The complete release notes may be viewed here:

https://ftp.openbsd.org/pub/OpenBSD/LibreSSL/libressl-3.5.0-relnotes.txt

There is a lot there which would be best to read in its entirety rather than attempting to summarize here. However, for the sake of emphatic repetition and encouragement from the community at large, this quote seems salient and worth sharing: 
This is a development release for the 3.5.x branch, and we appreciate additional testing
and feedback before the final release coming soon with OpenBSD 7.1.

(Comments are closed)

Comments

  1. By grey (grey) on

    For what it's worth, for those who are stuck on macOS, I also submitted a PR to MacPorts to update their libressl-devel port (which was still at 2.9.2).

    The PR can be viewed here:

    https://github.com/macports/macports-ports/pull/14166
    Though, at the time of this writing is has not been merged despite no immediate conflicts being observable.

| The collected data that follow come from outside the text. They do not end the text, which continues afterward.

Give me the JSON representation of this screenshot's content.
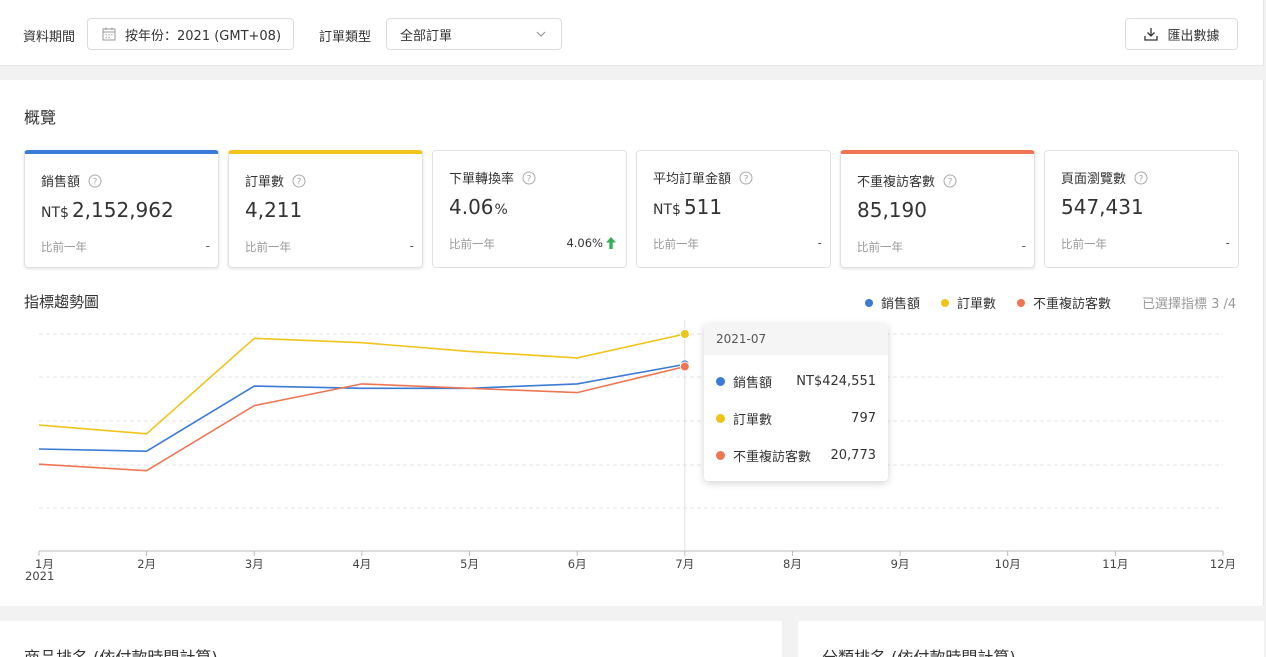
{
  "filters": {
    "period_label": "資料期間",
    "period_value": "按年份：2021 (GMT+08)",
    "order_type_label": "訂單類型",
    "order_type_value": "全部訂單",
    "export_label": "匯出數據"
  },
  "overview": {
    "title": "概覽",
    "cards": [
      {
        "title": "銷售額",
        "prefix": "NT$",
        "value": "2,152,962",
        "suffix": "",
        "compare_label": "比前一年",
        "compare_value": "-",
        "accent": "#3a7bd5"
      },
      {
        "title": "訂單數",
        "prefix": "",
        "value": "4,211",
        "suffix": "",
        "compare_label": "比前一年",
        "compare_value": "-",
        "accent": "#f0c419"
      },
      {
        "title": "下單轉換率",
        "prefix": "",
        "value": "4.06",
        "suffix": "%",
        "compare_label": "比前一年",
        "compare_value": "4.06%",
        "compare_trend": "up"
      },
      {
        "title": "平均訂單金額",
        "prefix": "NT$",
        "value": "511",
        "suffix": "",
        "compare_label": "比前一年",
        "compare_value": "-"
      },
      {
        "title": "不重複訪客數",
        "prefix": "",
        "value": "85,190",
        "suffix": "",
        "compare_label": "比前一年",
        "compare_value": "-",
        "accent": "#ee7652"
      },
      {
        "title": "頁面瀏覽數",
        "prefix": "",
        "value": "547,431",
        "suffix": "",
        "compare_label": "比前一年",
        "compare_value": "-"
      }
    ]
  },
  "trend": {
    "title": "指標趨勢圖",
    "legend": [
      {
        "name": "銷售額",
        "color": "#3a7bd5"
      },
      {
        "name": "訂單數",
        "color": "#f0c419"
      },
      {
        "name": "不重複訪客數",
        "color": "#ee7652"
      }
    ],
    "selected_label": "已選擇指標 3 /4",
    "tooltip": {
      "title": "2021-07",
      "rows": [
        {
          "name": "銷售額",
          "value": "NT$424,551",
          "color": "#3a7bd5"
        },
        {
          "name": "訂單數",
          "value": "797",
          "color": "#f0c419"
        },
        {
          "name": "不重複訪客數",
          "value": "20,773",
          "color": "#ee7652"
        }
      ]
    }
  },
  "chart_data": {
    "type": "line",
    "categories": [
      "1月",
      "2月",
      "3月",
      "4月",
      "5月",
      "6月",
      "7月",
      "8月",
      "9月",
      "10月",
      "11月",
      "12月"
    ],
    "year_label": "2021",
    "hover_index": 6,
    "grid": true,
    "legend_position": "top-right",
    "series": [
      {
        "name": "銷售額",
        "color": "#3a7bd5",
        "values": [
          0.47,
          0.46,
          0.76,
          0.75,
          0.75,
          0.77,
          0.86
        ]
      },
      {
        "name": "訂單數",
        "color": "#f0c419",
        "values": [
          0.58,
          0.54,
          0.98,
          0.96,
          0.92,
          0.89,
          1.0
        ]
      },
      {
        "name": "不重複訪客數",
        "color": "#ee7652",
        "values": [
          0.4,
          0.37,
          0.67,
          0.77,
          0.75,
          0.73,
          0.85
        ]
      }
    ]
  },
  "rankings": {
    "products_title": "商品排名 (依付款時間計算)",
    "categories_title": "分類排名 (依付款時間計算)"
  }
}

    However, anecdotally, I did encounter a couple of issues with other MacPorts once using LibreSSL 3.5.0. Namely: libevent and kerberos5 seem to have issues with building and installing. Thankfully, the OpenSSH though it defaults to a variant which uses kerberos5, can be installed without that variant with no issues. Meanwhile, the only MacPort I personally have on my test system which uses libevent as a dependency at this time, is tmux, and it seems to install and function OK despite the error with installing libevent after LibreSSL 3.5.0 is installed as well.

    I realize this isn't specifically OpenBSD nor LibreSSL related, but for those who want additional insights into porting OpenBSD and LibreSSL related code to other projects, the MacPorts Trac where I document such issues in a bit more depth is viewable here:

    https://trac.macports.org/ticket/64747

    You can also take my diff and apply it yourselves if you don't want to wait on MacPorts to merge my PR (albeit, typically their hesitation seems to be for reasons related to things unrelated to the diffs themselves, such as how the commit was merged or branched or maybe some excruciatingly pedantic commentary on my commit messages and such which reads more like pointless tone policing or bike shedding to me. However, MacPorts is not my project after all, so I do my best to comply, even if it means PRs are not merged for months after my initial tests and submissions)

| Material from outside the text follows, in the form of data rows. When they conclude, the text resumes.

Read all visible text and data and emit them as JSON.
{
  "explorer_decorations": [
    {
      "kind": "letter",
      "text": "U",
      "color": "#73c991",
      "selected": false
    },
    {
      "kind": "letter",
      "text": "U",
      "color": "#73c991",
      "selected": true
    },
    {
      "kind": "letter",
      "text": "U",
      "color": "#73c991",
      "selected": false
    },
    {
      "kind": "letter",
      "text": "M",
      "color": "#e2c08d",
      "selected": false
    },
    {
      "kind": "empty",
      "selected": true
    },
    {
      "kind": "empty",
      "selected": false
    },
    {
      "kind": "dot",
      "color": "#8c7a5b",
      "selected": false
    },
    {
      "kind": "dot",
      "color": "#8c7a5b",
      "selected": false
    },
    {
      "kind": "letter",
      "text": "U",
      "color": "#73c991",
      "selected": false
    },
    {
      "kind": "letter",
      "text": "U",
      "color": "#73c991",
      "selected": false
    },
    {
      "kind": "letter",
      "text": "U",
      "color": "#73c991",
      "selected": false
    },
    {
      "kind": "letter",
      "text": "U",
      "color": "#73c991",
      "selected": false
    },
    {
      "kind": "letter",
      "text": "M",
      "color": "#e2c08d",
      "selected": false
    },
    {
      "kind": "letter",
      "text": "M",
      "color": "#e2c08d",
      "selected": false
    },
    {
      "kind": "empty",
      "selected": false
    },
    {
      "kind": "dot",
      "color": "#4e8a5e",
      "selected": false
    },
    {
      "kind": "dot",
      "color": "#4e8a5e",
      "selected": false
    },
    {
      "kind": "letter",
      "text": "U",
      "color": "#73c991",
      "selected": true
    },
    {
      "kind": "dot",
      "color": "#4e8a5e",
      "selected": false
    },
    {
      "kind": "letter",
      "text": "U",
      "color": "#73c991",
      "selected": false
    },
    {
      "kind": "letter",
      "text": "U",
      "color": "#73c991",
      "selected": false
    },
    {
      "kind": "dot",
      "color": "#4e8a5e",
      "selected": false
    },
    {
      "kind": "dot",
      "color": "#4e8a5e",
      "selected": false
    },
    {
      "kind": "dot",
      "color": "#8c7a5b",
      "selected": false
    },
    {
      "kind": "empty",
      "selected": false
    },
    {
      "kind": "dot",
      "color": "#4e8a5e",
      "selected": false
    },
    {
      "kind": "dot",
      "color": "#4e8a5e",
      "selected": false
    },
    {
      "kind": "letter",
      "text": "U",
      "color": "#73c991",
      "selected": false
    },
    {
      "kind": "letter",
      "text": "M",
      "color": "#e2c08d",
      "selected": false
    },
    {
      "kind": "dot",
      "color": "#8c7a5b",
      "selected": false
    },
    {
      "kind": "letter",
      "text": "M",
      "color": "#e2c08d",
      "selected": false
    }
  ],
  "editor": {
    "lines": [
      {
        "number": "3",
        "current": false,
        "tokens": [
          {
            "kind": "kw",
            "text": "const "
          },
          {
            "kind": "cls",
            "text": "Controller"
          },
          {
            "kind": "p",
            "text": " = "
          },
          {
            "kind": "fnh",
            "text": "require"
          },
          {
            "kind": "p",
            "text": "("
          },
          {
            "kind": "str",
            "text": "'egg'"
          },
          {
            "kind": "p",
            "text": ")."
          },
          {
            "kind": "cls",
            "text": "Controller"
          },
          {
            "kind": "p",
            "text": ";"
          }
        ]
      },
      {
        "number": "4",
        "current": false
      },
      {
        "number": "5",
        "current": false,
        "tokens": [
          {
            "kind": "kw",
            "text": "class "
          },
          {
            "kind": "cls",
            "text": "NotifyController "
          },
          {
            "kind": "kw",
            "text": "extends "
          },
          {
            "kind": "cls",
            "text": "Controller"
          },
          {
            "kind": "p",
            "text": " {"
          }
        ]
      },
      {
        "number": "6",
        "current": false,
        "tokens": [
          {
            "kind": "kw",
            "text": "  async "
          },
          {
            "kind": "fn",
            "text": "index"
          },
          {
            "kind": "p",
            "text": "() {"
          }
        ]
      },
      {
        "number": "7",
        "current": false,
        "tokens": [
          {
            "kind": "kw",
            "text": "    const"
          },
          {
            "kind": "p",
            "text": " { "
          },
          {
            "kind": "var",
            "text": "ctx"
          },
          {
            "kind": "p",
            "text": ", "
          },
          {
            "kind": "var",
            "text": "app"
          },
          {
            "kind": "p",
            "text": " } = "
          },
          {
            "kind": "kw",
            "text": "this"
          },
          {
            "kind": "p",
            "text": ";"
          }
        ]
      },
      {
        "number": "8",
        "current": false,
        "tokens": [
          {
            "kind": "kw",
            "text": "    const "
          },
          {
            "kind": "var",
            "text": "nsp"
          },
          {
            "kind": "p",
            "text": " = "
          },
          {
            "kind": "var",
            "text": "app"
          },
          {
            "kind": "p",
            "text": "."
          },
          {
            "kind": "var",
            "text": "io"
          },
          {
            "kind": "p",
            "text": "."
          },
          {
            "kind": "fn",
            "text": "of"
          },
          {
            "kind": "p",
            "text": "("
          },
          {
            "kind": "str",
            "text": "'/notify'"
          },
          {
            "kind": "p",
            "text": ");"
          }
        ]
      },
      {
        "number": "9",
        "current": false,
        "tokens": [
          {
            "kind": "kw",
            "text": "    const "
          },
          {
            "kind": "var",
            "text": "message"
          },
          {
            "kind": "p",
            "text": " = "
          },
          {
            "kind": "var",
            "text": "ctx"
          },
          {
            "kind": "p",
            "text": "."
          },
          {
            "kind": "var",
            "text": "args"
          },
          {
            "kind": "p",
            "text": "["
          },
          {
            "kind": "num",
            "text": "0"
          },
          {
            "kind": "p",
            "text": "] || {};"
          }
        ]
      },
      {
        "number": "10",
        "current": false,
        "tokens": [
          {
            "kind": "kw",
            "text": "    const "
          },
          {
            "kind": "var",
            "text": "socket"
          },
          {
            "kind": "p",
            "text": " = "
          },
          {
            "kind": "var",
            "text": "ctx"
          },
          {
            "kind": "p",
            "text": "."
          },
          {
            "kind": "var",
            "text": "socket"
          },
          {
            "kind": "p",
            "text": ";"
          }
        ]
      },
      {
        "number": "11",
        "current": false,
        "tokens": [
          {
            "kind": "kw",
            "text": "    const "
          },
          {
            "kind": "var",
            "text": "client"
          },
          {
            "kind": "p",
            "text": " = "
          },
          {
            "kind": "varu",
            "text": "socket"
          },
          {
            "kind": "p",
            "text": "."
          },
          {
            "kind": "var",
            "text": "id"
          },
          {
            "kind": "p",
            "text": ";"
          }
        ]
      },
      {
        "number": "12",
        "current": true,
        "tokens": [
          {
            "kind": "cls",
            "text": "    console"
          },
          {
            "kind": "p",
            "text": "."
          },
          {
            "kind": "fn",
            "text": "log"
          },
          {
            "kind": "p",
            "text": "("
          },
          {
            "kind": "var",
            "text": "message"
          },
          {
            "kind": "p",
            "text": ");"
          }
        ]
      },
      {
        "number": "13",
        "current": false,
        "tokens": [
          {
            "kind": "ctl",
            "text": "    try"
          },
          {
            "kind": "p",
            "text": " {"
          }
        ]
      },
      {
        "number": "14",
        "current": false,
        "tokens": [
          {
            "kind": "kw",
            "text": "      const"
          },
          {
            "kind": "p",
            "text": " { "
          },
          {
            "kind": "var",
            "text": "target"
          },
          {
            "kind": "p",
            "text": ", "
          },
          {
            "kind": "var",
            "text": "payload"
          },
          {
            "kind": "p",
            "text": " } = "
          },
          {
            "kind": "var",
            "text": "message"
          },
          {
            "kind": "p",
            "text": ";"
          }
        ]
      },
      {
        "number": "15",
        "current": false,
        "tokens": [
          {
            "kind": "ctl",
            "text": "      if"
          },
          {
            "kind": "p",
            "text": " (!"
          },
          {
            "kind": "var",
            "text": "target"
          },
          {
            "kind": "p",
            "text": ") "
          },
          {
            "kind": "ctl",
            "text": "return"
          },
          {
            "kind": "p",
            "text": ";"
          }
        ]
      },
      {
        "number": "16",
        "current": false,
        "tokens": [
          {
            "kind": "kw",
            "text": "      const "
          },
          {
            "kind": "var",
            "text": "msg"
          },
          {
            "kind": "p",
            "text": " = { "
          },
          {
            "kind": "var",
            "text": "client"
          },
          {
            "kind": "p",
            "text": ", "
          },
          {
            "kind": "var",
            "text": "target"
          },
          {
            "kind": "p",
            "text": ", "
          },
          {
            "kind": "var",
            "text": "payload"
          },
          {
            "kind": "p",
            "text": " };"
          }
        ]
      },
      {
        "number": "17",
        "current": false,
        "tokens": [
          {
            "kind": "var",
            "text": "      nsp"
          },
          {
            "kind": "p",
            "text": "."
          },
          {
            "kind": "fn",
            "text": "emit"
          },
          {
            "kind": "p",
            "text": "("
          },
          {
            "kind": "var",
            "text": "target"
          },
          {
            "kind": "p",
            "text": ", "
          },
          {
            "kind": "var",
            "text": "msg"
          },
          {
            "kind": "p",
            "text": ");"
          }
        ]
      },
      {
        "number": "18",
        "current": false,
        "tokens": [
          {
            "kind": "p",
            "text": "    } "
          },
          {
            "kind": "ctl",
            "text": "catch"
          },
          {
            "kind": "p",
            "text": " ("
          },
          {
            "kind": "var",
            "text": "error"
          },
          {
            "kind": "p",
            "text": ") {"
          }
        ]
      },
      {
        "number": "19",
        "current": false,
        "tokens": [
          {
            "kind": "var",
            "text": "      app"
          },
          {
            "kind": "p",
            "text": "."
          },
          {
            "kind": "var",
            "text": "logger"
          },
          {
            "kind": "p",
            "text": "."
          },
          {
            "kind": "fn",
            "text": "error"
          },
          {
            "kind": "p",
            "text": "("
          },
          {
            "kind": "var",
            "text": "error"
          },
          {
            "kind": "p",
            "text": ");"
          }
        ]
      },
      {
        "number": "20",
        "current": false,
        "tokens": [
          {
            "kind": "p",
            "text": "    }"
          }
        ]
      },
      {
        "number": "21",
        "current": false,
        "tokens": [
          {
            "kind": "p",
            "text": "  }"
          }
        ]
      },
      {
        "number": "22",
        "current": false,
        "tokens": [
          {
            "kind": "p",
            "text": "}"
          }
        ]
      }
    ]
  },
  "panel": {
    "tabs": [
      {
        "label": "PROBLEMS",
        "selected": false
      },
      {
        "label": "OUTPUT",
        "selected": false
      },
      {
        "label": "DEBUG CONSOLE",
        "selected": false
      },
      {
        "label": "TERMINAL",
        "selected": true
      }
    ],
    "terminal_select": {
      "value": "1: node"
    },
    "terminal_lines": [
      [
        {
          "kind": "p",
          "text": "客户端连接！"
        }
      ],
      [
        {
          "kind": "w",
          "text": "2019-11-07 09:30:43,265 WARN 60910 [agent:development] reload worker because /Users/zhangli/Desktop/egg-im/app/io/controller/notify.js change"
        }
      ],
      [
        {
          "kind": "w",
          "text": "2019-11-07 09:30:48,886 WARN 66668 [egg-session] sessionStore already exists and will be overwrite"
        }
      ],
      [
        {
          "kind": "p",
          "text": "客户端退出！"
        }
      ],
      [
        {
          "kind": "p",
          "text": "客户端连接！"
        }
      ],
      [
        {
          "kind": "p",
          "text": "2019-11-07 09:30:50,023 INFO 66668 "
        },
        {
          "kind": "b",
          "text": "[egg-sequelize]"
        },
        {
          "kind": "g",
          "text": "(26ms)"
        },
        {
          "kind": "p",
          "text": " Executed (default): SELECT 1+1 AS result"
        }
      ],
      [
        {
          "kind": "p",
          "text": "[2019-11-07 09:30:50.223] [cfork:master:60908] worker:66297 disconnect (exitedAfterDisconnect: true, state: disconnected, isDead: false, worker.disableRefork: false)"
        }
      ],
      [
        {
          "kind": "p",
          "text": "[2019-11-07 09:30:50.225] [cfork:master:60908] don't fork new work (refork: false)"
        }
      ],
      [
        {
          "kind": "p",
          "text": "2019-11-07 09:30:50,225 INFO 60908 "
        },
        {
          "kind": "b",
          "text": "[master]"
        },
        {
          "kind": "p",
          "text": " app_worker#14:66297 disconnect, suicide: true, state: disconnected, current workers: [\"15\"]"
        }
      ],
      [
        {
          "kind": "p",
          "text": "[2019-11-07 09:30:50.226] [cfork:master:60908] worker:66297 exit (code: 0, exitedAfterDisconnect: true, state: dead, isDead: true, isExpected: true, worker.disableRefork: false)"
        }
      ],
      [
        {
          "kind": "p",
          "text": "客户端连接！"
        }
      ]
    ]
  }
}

    Of course, if you are worried about any of that, none of those MacPorts default to LibreSSL currently, which seems a shame. However, if you use the libressl MacPort (as contrasted with the MacPort: libressl-devel) that has at least been updated to version 3.4.2 since December of last year due to some modest effort on my part and no build nor install issues arise with libevent, nor the default kerberos5 variant of OpenSSH in such instances.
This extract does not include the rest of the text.